Le gouvernement annonce la démolition prochaine du Colisée situé dans l’enceinte du Rova d’Antananarivo : un amphithéâtre en plein air de 700 m2, et en béton, de 400 places, dénommé «Kianja Masoandro». . Une décision présentée comme nécessaire pour préserver l’intégrité du site historique, mais qui suscite déjà des réactions contrastées.
Une décision officielle au nom du patrimoine
Le ministre de la Communication et de la Culture, Gascar Fenosoa, a confirmé que le Colisée construit dans l’enceinte du Rova d’Antananarivo sera démoli. Selon lui, une décision de justice autorise cette opération. L’infrastructure ne respecterait pas la valeur patrimoniale du site. Le ministre précise qu’aucun risque de glissement de terrain n’est à craindre, les fondations étant jugées solides. Il annonce également le retour à l’appellation Rovan’i Manjakamiadana, en remplacement de “Rovan’i Madagasikara”. La suppression d’éléments décoratifs, dont une statue de dinosaure installée à l’intérieur du Colisée, est aussi prévue.
En même temps, le ministère étudie, en concertation avec le Ministère de la Jeunesse et des Sports, la possibilité de redonner au Stade Barea Mahamasina son ancienne appellation de Kianjan’i Mahamasina.

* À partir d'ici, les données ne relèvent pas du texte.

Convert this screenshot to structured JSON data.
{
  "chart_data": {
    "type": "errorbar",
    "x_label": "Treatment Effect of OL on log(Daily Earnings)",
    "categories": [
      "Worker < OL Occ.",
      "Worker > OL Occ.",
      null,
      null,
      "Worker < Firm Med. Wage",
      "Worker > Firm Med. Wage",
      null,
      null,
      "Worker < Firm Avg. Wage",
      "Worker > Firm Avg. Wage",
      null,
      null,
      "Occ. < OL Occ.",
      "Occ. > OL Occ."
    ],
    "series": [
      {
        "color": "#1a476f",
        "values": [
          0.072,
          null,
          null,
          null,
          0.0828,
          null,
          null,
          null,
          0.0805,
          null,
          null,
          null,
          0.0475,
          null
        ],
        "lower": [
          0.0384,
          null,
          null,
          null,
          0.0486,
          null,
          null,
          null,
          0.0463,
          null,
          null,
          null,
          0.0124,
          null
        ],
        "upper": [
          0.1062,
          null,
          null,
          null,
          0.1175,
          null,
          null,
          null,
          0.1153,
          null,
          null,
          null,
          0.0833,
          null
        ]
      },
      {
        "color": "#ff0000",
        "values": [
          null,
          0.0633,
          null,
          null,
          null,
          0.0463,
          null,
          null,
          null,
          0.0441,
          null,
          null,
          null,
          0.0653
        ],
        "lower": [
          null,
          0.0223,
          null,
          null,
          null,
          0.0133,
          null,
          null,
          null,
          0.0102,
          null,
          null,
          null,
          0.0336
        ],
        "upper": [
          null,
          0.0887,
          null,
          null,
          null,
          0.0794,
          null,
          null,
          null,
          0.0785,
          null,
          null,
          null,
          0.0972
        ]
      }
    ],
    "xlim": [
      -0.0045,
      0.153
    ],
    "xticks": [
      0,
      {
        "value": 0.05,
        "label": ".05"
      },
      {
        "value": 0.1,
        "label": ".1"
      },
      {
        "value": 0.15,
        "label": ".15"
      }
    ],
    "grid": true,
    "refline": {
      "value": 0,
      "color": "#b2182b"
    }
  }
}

Restauration historique et interrogations financières
L’historien Hajanirina Rakotomalala estime que l’implantation du Colisée à la Haute-Ville fut une erreur initiale. Il souligne les contraintes structurelles du site, notamment en matière de circulation et de stationnement. Selon lui, le changement de nom du Rova a également constitué une décision symboliquement discutable. D’autres voix appellent cependant à la nuance. Certains rappellent que le Rova a toujours évolué au fil des ruptures historiques, notamment après la conversion de la reine Ranavalona II et la construction d’édifices religieux sur le site. Pour eux, le patrimoine est fait de strates successives et ne peut être figé dans une seule époque. La question financière alimente aussi le débat. Le Colisée a été financé par des fonds publics. Sa démolition représenterait une perte supplémentaire pour l’État. Certains suggèrent un démontage et un déplacement vers un site plus adapté, afin de préserver l’investissement tout en respectant la sensibilité historique du Rova. Le dossier reste sensible. Entre restauration symbolique et gestion pragmatique, le débat sur l’avenir du Colisée reflète une réflexion plus large sur la mémoire et l’identité nationale.